We encourage you to act boldly and generously to support our community during this time of extraordinary need. For example, Seattle, where I live, is routinely listed as one of the ten wealthiest cities in the nation by USA Today and has a mean net worth four times the national average according to The Seattle Times. Though we may not feel we can dig deeper to address these needs, we can and we must.

The business community has already mobilized its support, taking care of employees and other businesses alike. Microsoft led the charge to pay their hourly workers even if they were unable to work. Amazon has created a small business support fund of $5 million to support businesses trying to survive with few customers. These are important investments, but we simply cannot afford to overlook the nonprofit sector’s impact on the US economy at the local, state, and national levels. According to the National Council of Nonprofits, nonprofit organizations employ 12.3 million people with payrolls exceeding the construction, transportation, and finance industries. According to this same data set, nonprofit organizations in Washington State account for almost 10% of private employment.  Our economic recovery depends on investment in the nonprofit sector.

Now is the time for an all-hands-on-deck approach to community philanthropy. Here’s how we do it.

  1. Foundations, be flexible with your funding. Offer unrestricted general operating support and release restrictions on previously made program or project grants. In such a volatile environment, trust that your grantees know best how to deploy capital most effectively and give them the ability to pivot quickly and to respond to needs as they arise. Offer rapid response grants without asking organizations already over-burdened to write proposals or submit online applications. Consider accelerating future grant payments or grant additional funds. Deploy resources no matter the changes in your endowment or investment portfolio.
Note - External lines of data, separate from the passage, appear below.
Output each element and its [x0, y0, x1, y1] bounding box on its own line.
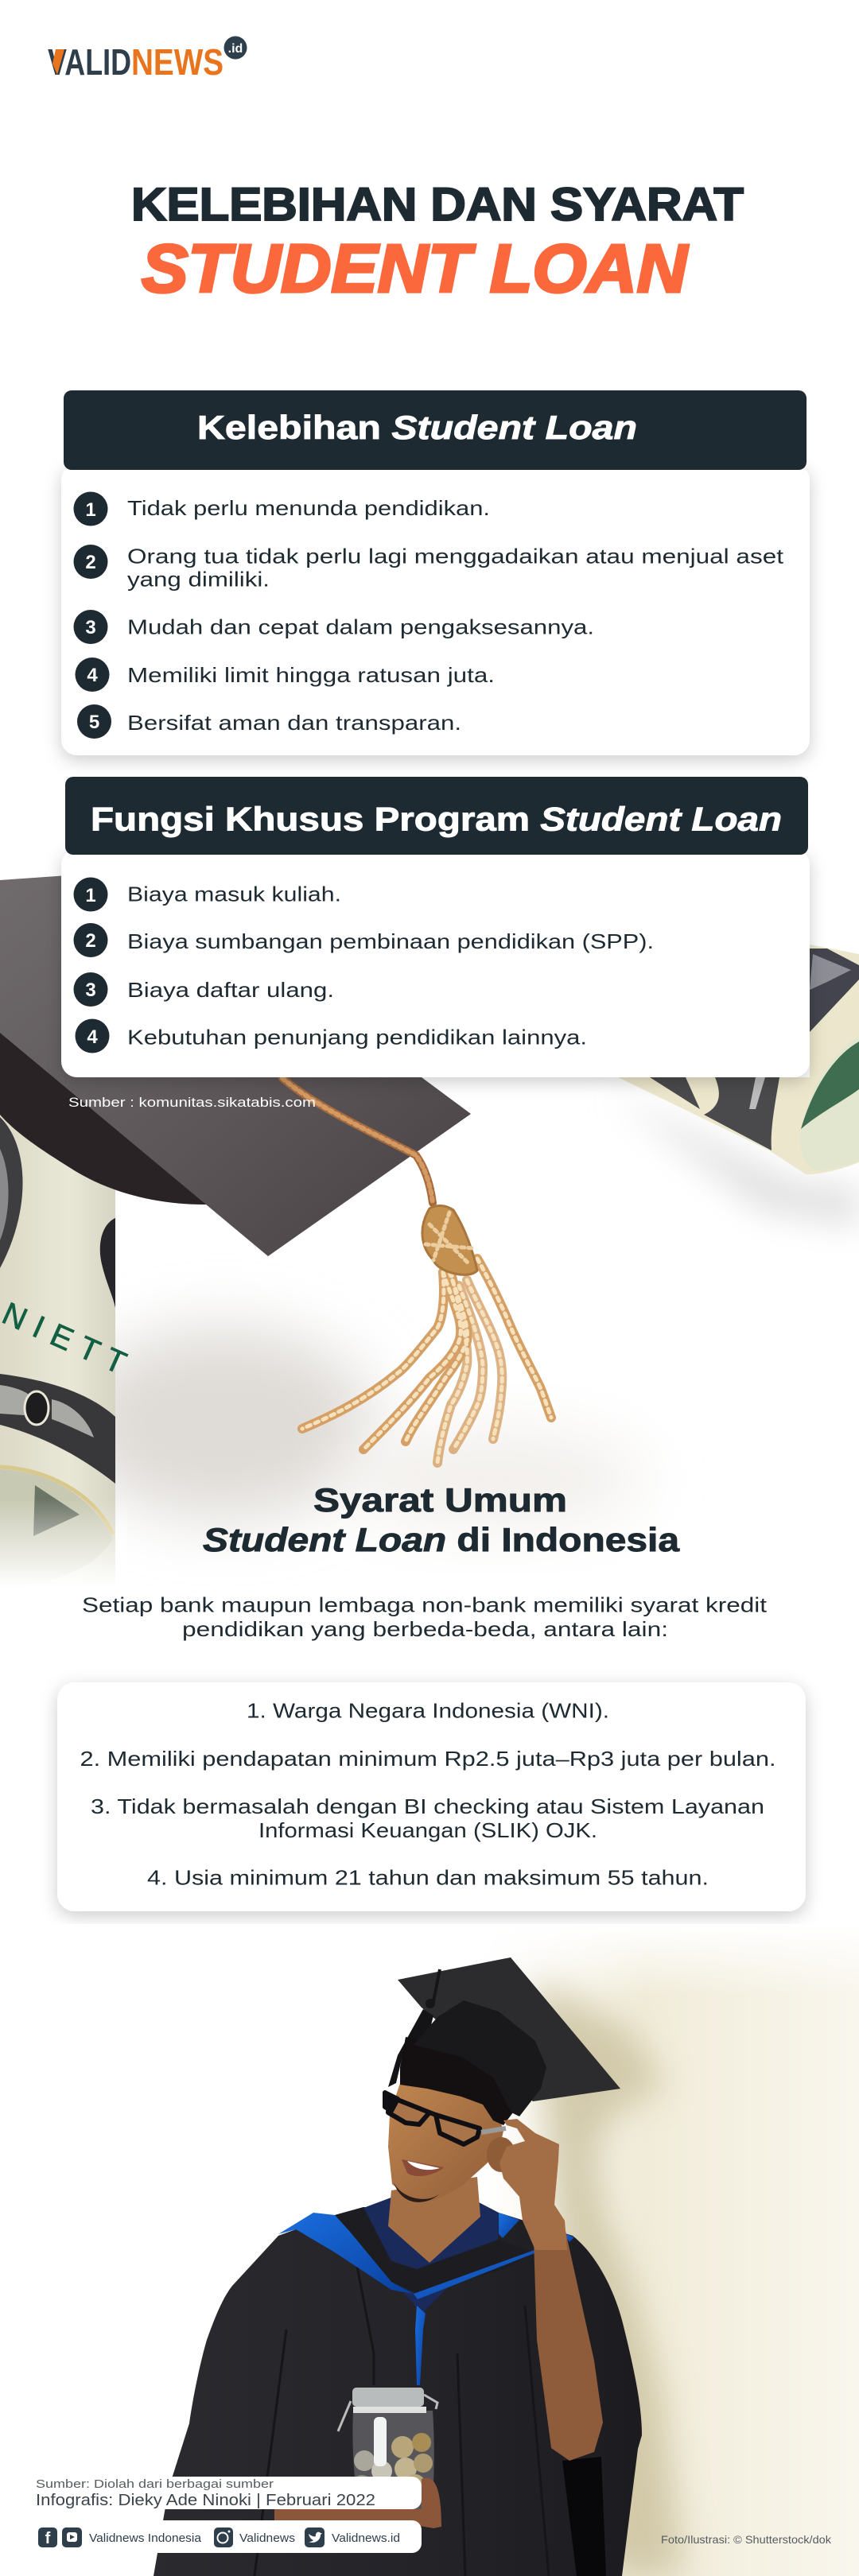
hand at temple	[499, 2119, 567, 2250]
logo: Validnews.id	[48, 37, 247, 83]
blue satin trim	[278, 2213, 574, 2385]
shadow on wall	[533, 1980, 684, 2576]
left money roll	[0, 1113, 131, 1588]
panel body	[61, 464, 810, 755]
item 2: Orang tua tidak perlu lagi menggadaikan atau menjual aset	[127, 544, 784, 568]
right arm	[534, 2224, 603, 2461]
hood collar	[335, 2207, 534, 2294]
shirt	[363, 2196, 499, 2314]
item 5	[77, 704, 461, 739]
item 2: Biaya sumbangan pembinaan pendidikan (SPP).	[127, 929, 654, 953]
panel: Kelebihan Student Loan	[61, 390, 810, 755]
title: STUDENT LOAN	[142, 231, 689, 307]
logo: Validnews.id: NEWS	[131, 41, 223, 83]
credit box: sumber: Sumber: Diolah dari berbagai sumber	[36, 2477, 274, 2491]
requirement 3: 3. Tidak bermasalah dengan BI checking atau Sistem Layanan	[91, 1794, 764, 1818]
item 4: Memiliki limit hingga ratusan juta.	[127, 663, 495, 687]
wall background	[0, 1924, 859, 2576]
item 5: 5	[89, 712, 99, 733]
mortarboard underside	[0, 1026, 211, 1205]
title: KELEBIHAN DAN SYARAT	[131, 179, 744, 231]
panel heading	[65, 777, 808, 855]
item 2: 2	[85, 930, 96, 952]
item 2	[73, 923, 654, 957]
item 2: 2	[85, 552, 96, 573]
photo: graduate holding coin jar	[0, 1924, 859, 2576]
social label: Validnews: Validnews	[239, 2531, 295, 2545]
icon: facebook: f	[45, 2530, 51, 2547]
requirement 2: 2. Memiliki pendapatan minimum Rp2.5 juta–Rp3 juta per bulan.	[80, 1747, 776, 1771]
icon: twitter	[305, 2528, 325, 2547]
item 1: Biaya masuk kuliah.	[127, 883, 341, 906]
beard	[394, 2182, 439, 2202]
item 4: Kebutuhan penunjang pendidikan lainnya.	[127, 1026, 587, 1049]
glasses	[385, 2093, 506, 2144]
item 4	[75, 658, 495, 692]
social label: Validnews Indonesia: Validnews Indonesia	[89, 2531, 202, 2545]
item 3	[73, 972, 334, 1007]
heading: Syarat Umum	[203, 1481, 680, 1558]
panel body	[61, 849, 810, 1077]
mortarboard plate	[398, 1957, 620, 2101]
item 1	[73, 878, 341, 911]
gown folds	[255, 2250, 606, 2576]
icon: youtube	[62, 2528, 82, 2547]
hair	[400, 2037, 513, 2125]
logo: Validnews.id: .id	[228, 42, 243, 56]
item 4: 4	[87, 1026, 98, 1048]
panel: syarat list	[57, 1682, 806, 1911]
requirement 1: 1. Warga Negara Indonesia (WNI).	[247, 1698, 609, 1722]
panel: Fungsi Khusus Program Student Loan	[61, 777, 810, 1077]
item 2: yang dimiliki.	[127, 568, 270, 592]
mortarboard top	[0, 875, 471, 1256]
photo credit: Foto/Ilustrasi: © Shutterstock/dok	[661, 2533, 832, 2546]
panel heading: Kelebihan Student Loan	[197, 409, 637, 446]
right money roll	[618, 945, 859, 1174]
panel heading	[64, 390, 807, 470]
item 4	[75, 1019, 587, 1053]
face	[388, 2083, 503, 2202]
text block: intro	[82, 1593, 768, 1641]
icon: instagram	[214, 2528, 233, 2547]
ear	[487, 2137, 515, 2172]
text block: intro: Setiap bank maupun lembaga non-bank memiliki syarat kredit	[82, 1593, 768, 1617]
item 1	[73, 491, 490, 526]
image credit: komunitas.sikatabis.com: Sumber : komunitas.sikatabis.com	[68, 1095, 316, 1110]
item 3: Biaya daftar ulang.	[127, 978, 334, 1002]
item 4: 4	[87, 665, 98, 686]
item 2	[73, 544, 784, 592]
requirement 4: 4. Usia minimum 21 tahun dan maksimum 55 tahun.	[147, 1865, 709, 1889]
heading: Syarat Umum: Student Loan di Indonesia	[203, 1521, 680, 1558]
graduation cap tassel	[388, 1969, 440, 2087]
gown	[154, 2207, 642, 2576]
credit box: sumber	[29, 2477, 422, 2509]
requirement 3	[91, 1794, 764, 1842]
item 3: 3	[85, 617, 96, 638]
mouth	[402, 2159, 444, 2176]
panel heading: Fungsi Khusus Program Student Loan	[91, 800, 782, 838]
item 3: Mudah dan cepat dalam pengaksesannya.	[127, 615, 594, 639]
item 1: 1	[85, 499, 96, 521]
photo shadow on table	[72, 1093, 859, 1527]
item 5: Bersifat aman dan transparan.	[127, 711, 461, 735]
title	[131, 179, 744, 307]
neck	[388, 2177, 480, 2263]
heading: Syarat Umum: Syarat Umum	[313, 1481, 567, 1519]
text block: intro: pendidikan yang berbeda-beda, antara lain:	[182, 1617, 668, 1641]
tassel	[282, 1078, 551, 1463]
logo: Validnews.id: VALID	[48, 41, 131, 83]
skull cap	[414, 2000, 546, 2116]
icon: facebook	[38, 2528, 57, 2547]
teeth	[407, 2161, 440, 2170]
item 3	[73, 610, 594, 644]
credit box: sumber: Infografis: Dieky Ade Ninoki | Februari 2022	[36, 2492, 375, 2509]
social label: Validnews.id: Validnews.id	[332, 2531, 400, 2545]
left money roll: N I E T T	[0, 1296, 131, 1381]
coin jar	[338, 2388, 437, 2519]
social box	[29, 2520, 422, 2553]
item 1: 1	[85, 885, 96, 906]
item 1: Tidak perlu menunda pendidikan.	[127, 496, 490, 520]
item 3: 3	[85, 980, 96, 1001]
requirement 3: Informasi Keuangan (SLIK) OJK.	[258, 1818, 597, 1842]
photo: graduation cap and rolled money	[0, 875, 859, 1588]
hand on jar	[274, 2478, 441, 2528]
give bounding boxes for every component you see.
Why reserve funds for the future when the crisis is now?

  2. Arts patrons, if you bought a ticket to gala, auction or performance, don’t ask for a refund. Keep the ticket and make a commitment to attend the rescheduled event or treat the cost as a donation to the organization.

  3. Donors, give now and check in with the organizations that you support by email or phone. Being a donor means being in a relationship and caring about the well-being of those working on the front lines. Ask if there are ways you can be helpful and be open to the response. Also, be mindful of the burdens on their time. You may not get an immediate reply, but a note showing your support is appreciated. If you have a donor advised fund, now is the time to deploy those resources. Both the Seattle Foundation and Social Justice Fund NW are accepting contributions to their respective COVID-19 response funds. Those are great places to start.

  4. Everyone, give to the fullest extent possible regardless of the tax deductibility of your gift. Often those who are in the greatest need are service and gig-economy workers. Follow Microsoft’s lead and pay hourly workers in your employ even if they are unable to work. Give bigger tips to drivers and delivery people—in cash. 

  5. Be an advocate. Now that you know how much the nonprofit sector contributes to our economy, contact your representatives to ensure any government relief or recovery effort specifically includes the nonprofit sector.

We are facing a grave threat to the health and economic stability of individuals across the country. Sadly, the novel Coronavirus is fueling anti-Asian racism, xenophobia, and violence. Be vocal about dispelling racist misconceptions and avoid falling into the trap of blaming “others” for this global pandemic.

 We are all partners in this effort. Some are working on the front lines putting themselves and their families at risk. Others are working behind the scenes to help organize or fund the effort. Everyone is needed and everyone has a place. Find your place and get to work. If not now, when?